What Happened at Hazelwood
- First Edition
- Author: Michael Innes
- Language: English
- Genre: Detective
- Publisher: Gollancz Dodd, Mead (US)
- Publication date: 1946
- Publication place: United Kingdom
- Media type: Print

= What Happened at Hazelwood =

1946 novel

What Happened at Hazelwood is a 1946 detective novel by the British writer Michael Innes. It is a standalone novel from the author who was best known for his series featuring the Golden Age detective John Appleby. In this novel his role is fulfilled by Inspector Cadover who also appeared later in an Appleby novel A Private View. It takes the form of a country house mystery. Ralph Partridge writing in the New Statesman observed "Michael Innes may be a Professor of English in disguise but What Happened at Hazelwood would never win him a Chair of Detection.

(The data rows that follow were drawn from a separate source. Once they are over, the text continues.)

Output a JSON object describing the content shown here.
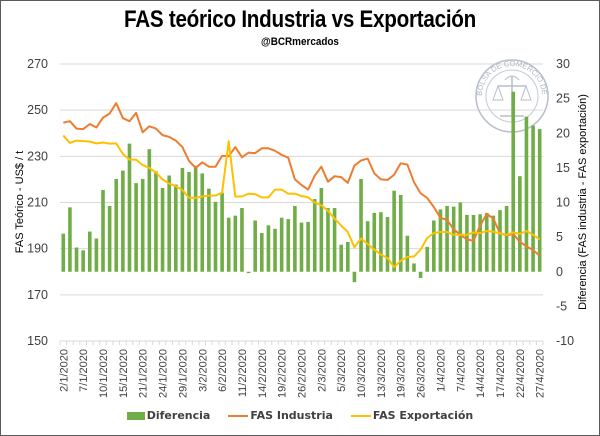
{
  "chart_data": {
    "type": "bar+line",
    "title": "FAS teórico Industria vs Exportación",
    "subtitle": "@BCRmercados",
    "ylabel_left": "FAS Teórico - US$ / t",
    "ylabel_right": "Diferencia (FAS industria - FAS exportación)",
    "ylim_left": [
      150,
      270
    ],
    "yticks_left": [
      150,
      170,
      190,
      210,
      230,
      250,
      270
    ],
    "ylim_right": [
      -10,
      30
    ],
    "yticks_right": [
      -10,
      -5,
      0,
      5,
      10,
      15,
      20,
      25,
      30
    ],
    "grid": true,
    "legend_position": "bottom",
    "x_tick_labels": [
      "2/1/2020",
      "7/1/2020",
      "10/1/2020",
      "15/1/2020",
      "21/1/2020",
      "24/1/2020",
      "29/1/2020",
      "3/2/2020",
      "6/2/2020",
      "11/2/2020",
      "14/2/2020",
      "19/2/2020",
      "26/2/2020",
      "2/3/2020",
      "5/3/2020",
      "10/3/2020",
      "13/3/2020",
      "19/3/2020",
      "26/3/2020",
      "1/4/2020",
      "7/4/2020",
      "14/4/2020",
      "17/4/2020",
      "22/4/2020",
      "27/4/2020"
    ],
    "x_tick_every": 3,
    "series": [
      {
        "name": "Diferencia",
        "type": "bar",
        "axis": "right",
        "color": "#70AD47",
        "values": [
          5.5,
          9.3,
          3.5,
          3.1,
          5.8,
          4.8,
          11.8,
          9.5,
          13.4,
          14.6,
          18.5,
          12.8,
          13.4,
          17.7,
          14.5,
          12.1,
          13.9,
          12.6,
          15.0,
          14.4,
          15.3,
          14.2,
          12.0,
          10.1,
          11.4,
          7.8,
          8.1,
          9.2,
          -0.2,
          7.4,
          5.6,
          6.7,
          6.2,
          7.8,
          7.6,
          9.5,
          7.1,
          7.2,
          10.5,
          12.1,
          9.2,
          9.2,
          3.9,
          4.3,
          -1.5,
          13.4,
          7.3,
          8.5,
          8.6,
          7.9,
          11.7,
          11.1,
          5.2,
          1.2,
          -0.9,
          3.6,
          7.4,
          9.0,
          9.5,
          9.4,
          10.0,
          8.2,
          8.2,
          8.3,
          8.5,
          8.1,
          8.9,
          9.5,
          26.0,
          13.8,
          22.4,
          21.1,
          20.6
        ],
        "values_note": "approximate"
      },
      {
        "name": "FAS Industria",
        "type": "line",
        "axis": "left",
        "color": "#ED7D31",
        "values": [
          244.6,
          245.2,
          242.0,
          241.8,
          244.0,
          242.5,
          246.8,
          248.5,
          253.0,
          246.5,
          245.2,
          248.8,
          240.4,
          243.0,
          242.0,
          239.2,
          238.4,
          236.8,
          234.0,
          228.0,
          225.0,
          227.4,
          225.5,
          225.5,
          230.2,
          230.0,
          234.0,
          229.6,
          231.6,
          231.4,
          233.5,
          233.5,
          232.4,
          230.6,
          229.4,
          220.0,
          217.6,
          215.6,
          221.6,
          225.5,
          219.0,
          221.4,
          221.0,
          218.5,
          226.0,
          228.2,
          229.0,
          222.6,
          220.0,
          219.8,
          222.0,
          227.0,
          226.4,
          218.8,
          214.0,
          212.0,
          208.0,
          203.4,
          202.4,
          198.4,
          196.0,
          194.0,
          193.4,
          200.0,
          205.0,
          203.0,
          196.6,
          195.8,
          196.4,
          193.0,
          191.0,
          189.4,
          187.0
        ]
      },
      {
        "name": "FAS Exportación",
        "type": "line",
        "axis": "left",
        "color": "#FFC000",
        "values": [
          239.0,
          235.8,
          236.8,
          236.6,
          236.4,
          235.6,
          236.0,
          235.5,
          235.6,
          231.0,
          228.6,
          228.6,
          226.2,
          225.0,
          223.0,
          220.0,
          218.2,
          217.0,
          215.4,
          212.0,
          212.0,
          212.6,
          213.0,
          213.0,
          214.2,
          236.5,
          212.6,
          212.6,
          213.8,
          213.6,
          212.2,
          212.2,
          215.6,
          215.6,
          213.8,
          213.8,
          212.8,
          212.2,
          210.0,
          208.8,
          206.4,
          203.0,
          200.0,
          197.2,
          190.6,
          194.4,
          192.0,
          189.6,
          187.4,
          186.0,
          182.0,
          184.8,
          186.4,
          186.6,
          189.6,
          194.6,
          196.8,
          197.2,
          197.2,
          196.0,
          196.0,
          196.0,
          197.0,
          196.8,
          197.6,
          197.4,
          196.6,
          196.0,
          197.0,
          196.4,
          197.6,
          196.0,
          194.0
        ]
      }
    ]
  },
  "legend": {
    "items": [
      "Diferencia",
      "FAS Industria",
      "FAS Exportación"
    ]
  },
  "watermark": {
    "text": "BOLSA DE COMERCIO DE ROSARIO"
  }
}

I suppose we should be grateful that it is not a surrealist thriller, and that Inspector Appleby is off duty."

==Synopsis==
Sir George Simney, baronet and owner of Hazelwood Hall, is found dead in his library during the middle of a snowstorm. The house is crowded with his relatives who all detest him, but it is hard to see how any of them had the opportunity to do it. Much of the story is narrated by Simney's wife, a former actress who despised him but insists she didn't murder him.

==Bibliography==
- Hubin, Allen J. Crime Fiction, 1749-1980: A Comprehensive Bibliography. Garland Publishing, 1984.
- Reilly, John M. Twentieth Century Crime & Mystery Writers. Springer, 2015.
- Scheper, George L. Michael Innes. Ungar, 1986.